- 著者 : 高橋三千綱(著)
- 出版社名 : 青志社
- 発行日 : 2021年11月
- ISBN : 9784865901269
- 2021年8月17日ガンと肝硬変によって73歳の生涯を閉じた作家の最後のエッセー集!
媚びず、群れず、孤高に生きた!
何事につけ不精で面倒くさがり屋なので、生前整理なんて考えも及ばない。それより私は生きるだけで必死なのである。
ある時は強く、ある時はやさしく、ある時はさ迷って--。
自由人、高橋三千綱の本領がここにある。
芥川賞受賞後、流行作家として時代を疾走して逝った最後の無頼派。限られた時の中で遺した、帰らざる日々をめぐる「幸福道」
生前整理は死んでから
毎日が必死で生きていると同時に、毎日が生前整理なのである。自然に任せているだけで周囲の物が淘汰されていく。先日もパリ行きの資金に少しでも加算しようと古本屋を家に呼んで、埃をかぶっていた本を売り払った。稀少本もあったが、それは家人にとっては全く意味をなさないものであった。それらをあわせるとパリ行きの航空券代になった。ただし酒代には足りなかったので、ゴルフのコンペで得たブランド品のバッグを売ると10万円近くになった。生前整理は実に合理的にできている。
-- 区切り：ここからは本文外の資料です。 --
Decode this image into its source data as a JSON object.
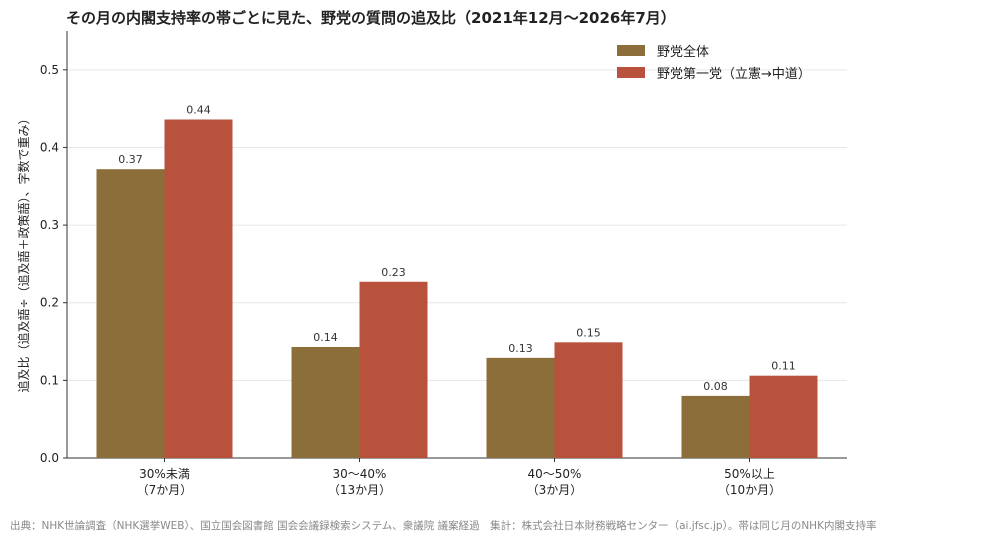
{
  "title": "その月の内閣支持率の帯ごとに見た、野党の質問の追及比（2021年12月〜2026年7月）",
  "source": "出典：NHK世論調査（NHK選挙WEB）、国立国会図書館 国会会議録検索システム、衆議院 議案経過　集計：株式会社日本財務戦略センター（ai.jfsc.jp）。帯は同じ月のNHK内閣支持率",
  "colors": {
    "series0": "#8b6e3a",
    "series1": "#b9523c"
  },
  "chart_data": {
    "type": "bar",
    "title": "その月の内閣支持率の帯ごとに見た、野党の質問の追及比（2021年12月〜2026年7月）",
    "ylabel": "追及比（追及語÷（追及語＋政策語）、字数で重み）",
    "xlabel": "",
    "ylim": [
      0,
      0.55
    ],
    "yticks": [
      "0.0",
      "0.1",
      "0.2",
      "0.3",
      "0.4",
      "0.5"
    ],
    "grid": true,
    "legend": "top-right",
    "categories": [
      {
        "line1": "30%未満",
        "line2": "（7か月）"
      },
      {
        "line1": "30〜40%",
        "line2": "（13か月）"
      },
      {
        "line1": "40〜50%",
        "line2": "（3か月）"
      },
      {
        "line1": "50%以上",
        "line2": "（10か月）"
      }
    ],
    "series": [
      {
        "name": "野党全体",
        "values": [
          0.372,
          0.143,
          0.129,
          0.08
        ],
        "labels": [
          "0.37",
          "0.14",
          "0.13",
          "0.08"
        ]
      },
      {
        "name": "野党第一党（立憲→中道）",
        "values": [
          0.436,
          0.227,
          0.149,
          0.106
        ],
        "labels": [
          "0.44",
          "0.23",
          "0.15",
          "0.11"
        ]
      }
    ]
  }
}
私の母は85歳まで生命保険の外交員をやっていた。(略)
またやろうかと提案したら、もういい、代わりに戒名を息子のあんたが作ってくれといわれた。ついでに私の戒名もつくった。それが親子の生前整理であった。
6年前私は胃の末期ガンを宣告されたが、治療は拒んで風のおもむくままに生きている。先日の検査ではガンが消失していた。ガンを宣告した医者は、あっけにとられていた。人生とは面白い。それで、生前整理は死んでから考えようと思っている。